Oleh: Bung Rosy
SUMENEP, Portalindonesia.co- Gapura Timur bukan sekadar nama sebuah desa biasa. Di hamparan tanah seluas 2,63 kilometer persegi ini, sejarah peradaban Islam Kecamatan Gapura mulai bertunas. Jejak kejayaan itu masih bisa kita saksikan dari kokohnya lembaga-lembaga pendidikan Islam yang berdiri megah di sana. Dua di antaranya yang paling monumental adalah Nasy'atul Muta'allimin di sisi selatan dan Miftahul Huda di sisi utara, bagaikan dua pilar penyangga yang menjaga tradisi keilmuan desa ini.
Berdasarkan LKjIP Kecamatan Gapura 2023, desa yang terbagi dalam empat dusun ini dihuni oleh 2.448 jiwa yang sebagian besar menggantungkan hidupnya pada bertani dan berkebun. Anugerah alam yang begitu murah hati - tanahnya subur, bukan sekadar sawah tadah hujan yang hanya bisa ditanami setahun sekali. Potensi yang seharusnya bisa menjadi modal besar untuk membawa Gapura Timur melesat jauh dalam pembangunan.
Tahun 2025 ini, Gapura Timur menerima aliran dana desa sebesar Rp 1.102.170.000 - angka yang tidak kecil dan menempatkannya sebagai desa dengan dana terbesar ketujuh se-Kecamatan Gapura (data DJPK Kemenkeu RI). UU No. 6 Tahun 2014 tentang Desa dengan jelas menyatakan bahwa dana desa adalah bentuk pengakuan negara terhadap hak asal-usul desa dan kewenangan lokal berskala desa. Artinya, desa memiliki kewenangan penuh untuk mengatur dan mengurus pembangunannya sesuai kebutuhan prioritas.
Namun realita di lapangan justru mempertontonkan ironi yang menyakitkan. Alih-alih menjadi solusi, dana desa yang seharusnya menjadi berkah justru seperti menguap entah kemana. Masyarakat Gapura Timur harus bergotong-royong memikul beban pembangunan yang semestinya menjadi tanggung jawab pemerintah desa.

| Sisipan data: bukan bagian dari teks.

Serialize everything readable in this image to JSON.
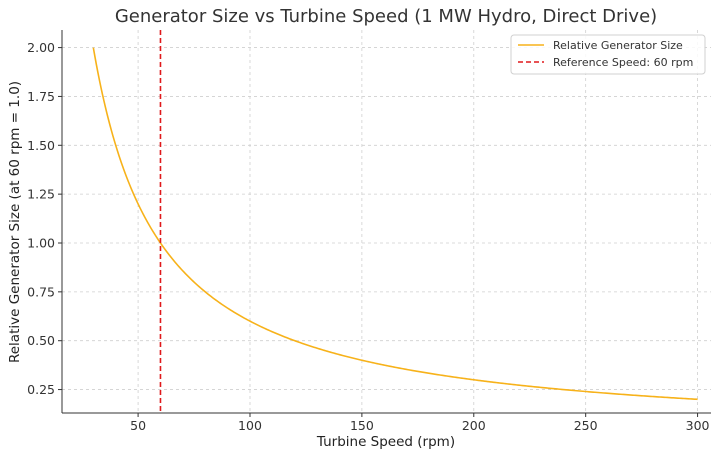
{
  "chart_data": {
    "type": "line",
    "title": "Generator Size vs Turbine Speed (1 MW Hydro, Direct Drive)",
    "xlabel": "Turbine Speed (rpm)",
    "ylabel": "Relative Generator Size (at 60 rpm = 1.0)",
    "xlim": [
      16,
      306
    ],
    "ylim": [
      0.13,
      2.09
    ],
    "x_ticks": [
      50,
      100,
      150,
      200,
      250,
      300
    ],
    "x_tick_labels": [
      "50",
      "100",
      "150",
      "200",
      "250",
      "300"
    ],
    "y_ticks": [
      0.25,
      0.5,
      0.75,
      1.0,
      1.25,
      1.5,
      1.75,
      2.0
    ],
    "y_tick_labels": [
      "0.25",
      "0.50",
      "0.75",
      "1.00",
      "1.25",
      "1.50",
      "1.75",
      "2.00"
    ],
    "grid": true,
    "legend_position": "top-right",
    "series": [
      {
        "name": "Relative Generator Size",
        "color": "#f7b21a",
        "style": "solid",
        "formula": "60 / x",
        "x_range": [
          30,
          300
        ]
      }
    ],
    "reference_lines": [
      {
        "name": "Reference Speed: 60 rpm",
        "orientation": "vertical",
        "x": 60,
        "color": "#e0191b",
        "style": "dashed"
      }
    ]
  }
}
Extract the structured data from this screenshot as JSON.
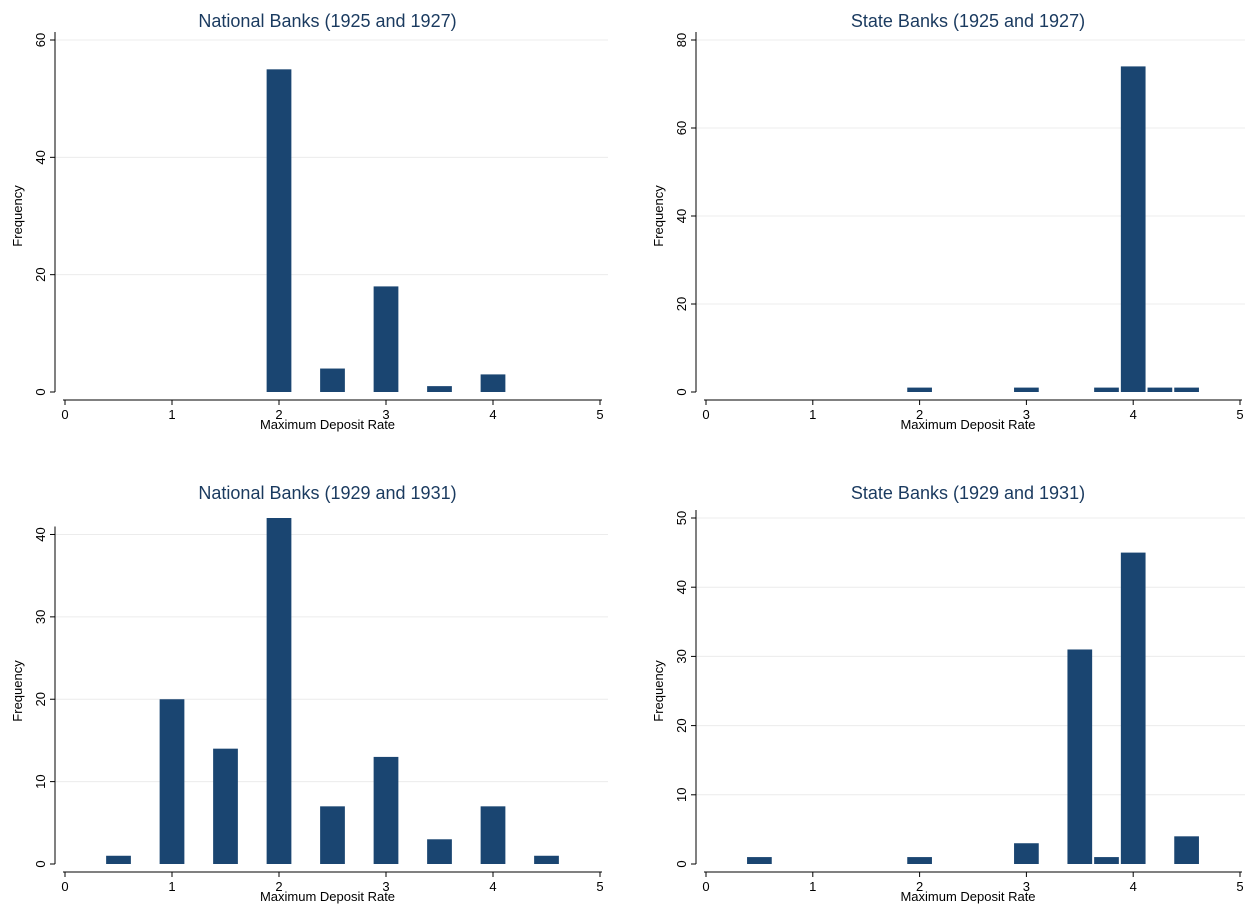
{
  "chart_data": [
    {
      "type": "bar",
      "title": "National Banks (1925 and 1927)",
      "xlabel": "Maximum Deposit Rate",
      "ylabel": "Frequency",
      "xlim": [
        0,
        5
      ],
      "ylim": [
        0,
        60
      ],
      "xticks": [
        0,
        1,
        2,
        3,
        4,
        5
      ],
      "yticks": [
        0,
        20,
        40,
        60
      ],
      "bin_width": 0.25,
      "bars": [
        {
          "x": 2.0,
          "value": 55
        },
        {
          "x": 2.5,
          "value": 4
        },
        {
          "x": 3.0,
          "value": 18
        },
        {
          "x": 3.5,
          "value": 1
        },
        {
          "x": 4.0,
          "value": 3
        }
      ],
      "bar_color": "#1a4571",
      "grid": true
    },
    {
      "type": "bar",
      "title": "State Banks (1925 and 1927)",
      "xlabel": "Maximum Deposit Rate",
      "ylabel": "Frequency",
      "xlim": [
        0,
        5
      ],
      "ylim": [
        0,
        80
      ],
      "xticks": [
        0,
        1,
        2,
        3,
        4,
        5
      ],
      "yticks": [
        0,
        20,
        40,
        60,
        80
      ],
      "bin_width": 0.25,
      "bars": [
        {
          "x": 2.0,
          "value": 1
        },
        {
          "x": 3.0,
          "value": 1
        },
        {
          "x": 3.75,
          "value": 1
        },
        {
          "x": 4.0,
          "value": 74
        },
        {
          "x": 4.25,
          "value": 1
        },
        {
          "x": 4.5,
          "value": 1
        }
      ],
      "bar_color": "#1a4571",
      "grid": true
    },
    {
      "type": "bar",
      "title": "National Banks (1929 and 1931)",
      "xlabel": "Maximum Deposit Rate",
      "ylabel": "Frequency",
      "xlim": [
        0,
        5
      ],
      "ylim": [
        0,
        42
      ],
      "xticks": [
        0,
        1,
        2,
        3,
        4,
        5
      ],
      "yticks": [
        0,
        10,
        20,
        30,
        40
      ],
      "bin_width": 0.25,
      "bars": [
        {
          "x": 0.5,
          "value": 1
        },
        {
          "x": 1.0,
          "value": 20
        },
        {
          "x": 1.5,
          "value": 14
        },
        {
          "x": 2.0,
          "value": 42
        },
        {
          "x": 2.5,
          "value": 7
        },
        {
          "x": 3.0,
          "value": 13
        },
        {
          "x": 3.5,
          "value": 3
        },
        {
          "x": 4.0,
          "value": 7
        },
        {
          "x": 4.5,
          "value": 1
        }
      ],
      "bar_color": "#1a4571",
      "grid": true
    },
    {
      "type": "bar",
      "title": "State Banks (1929 and 1931)",
      "xlabel": "Maximum Deposit Rate",
      "ylabel": "Frequency",
      "xlim": [
        0,
        5
      ],
      "ylim": [
        0,
        50
      ],
      "xticks": [
        0,
        1,
        2,
        3,
        4,
        5
      ],
      "yticks": [
        0,
        10,
        20,
        30,
        40,
        50
      ],
      "bin_width": 0.25,
      "bars": [
        {
          "x": 0.5,
          "value": 1
        },
        {
          "x": 2.0,
          "value": 1
        },
        {
          "x": 3.0,
          "value": 3
        },
        {
          "x": 3.5,
          "value": 31
        },
        {
          "x": 3.75,
          "value": 1
        },
        {
          "x": 4.0,
          "value": 45
        },
        {
          "x": 4.5,
          "value": 4
        }
      ],
      "bar_color": "#1a4571",
      "grid": true
    }
  ]
}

Berikut adalah daftar pengorbanan warga yang seharusnya membuat kita semua merenung:
1. Perbaikan jalan penghubung dusun Bungduwak dan Pangabasen - jalan vital yang menjadi akses utama menuju lembaga pendidikan, tapi dibiarkan rusak bertahun-tahun
2. Pembenahan jalan di Dusun Dikkodik dan Pangabasen - infrastruktur dasar yang semestinya menjadi prioritas
3. Perbaikan jembatan di Pangabasen - jembatan yang nyaris membahayakan anak-anak sekolah
4. Pembangunan ulang rumah warga di Dikkodik yang nyaris roboh dan sudah memakan korban
5. Pengumpulan dana swadaya untuk membeli rumah bagi janda tuna wisma di Dikkodik
6. Tragedi memilukan dimana seorang lansia tertimpa rumahnya sendiri saat hujan deras, dan akhirnya meninggal beberapa bulan kemudian
Fakta-fakta ini bagai tamparan keras di tengah gemerlap angka dana desa yang mencapai miliaran rupiah. Di mana peran pemerintah desa? Apa yang sebenarnya terjadi dengan anggaran yang seharusnya bisa meringankan beban warga ini?
Yang lebih memilukan, semua ini terjadi di sebuah desa yang sebenarnya memiliki pondasi kuat sebagai pusat pendidikan Islam. Desa yang seharusnya bisa menjadi contoh pembangunan berbasis nilai-nilai keagamaan, justru terjebak dalam lingkaran pembiaran dan ketidakpedulian.
Kini, warga hanya bisa berharap semoga saja balai desa yang menjadi simbol pemerintahan tidak perlu diperbaiki secara swadaya pula. Tapi harapan saja tidak cukup. Perlu tindakan nyata, transparansi pengelolaan dana, dan yang paling penting kemauan politik dari para pemangku kebijakan untuk benar-benar memprioritaskan kepentingan rakyat.
Gapura Timur layak mendapatkan yang lebih baik. Warga yang selama ini dengan ikhlas berswadaya patut mendapatkan pertanggungjawaban. Karena pembangunan sejati bukan sekadar tentang angka-angka di laporan keuangan, tapi tentang sejauh mana kesejahteraan itu benar-benar dirasakan oleh masyarakat di tingkat paling bawah.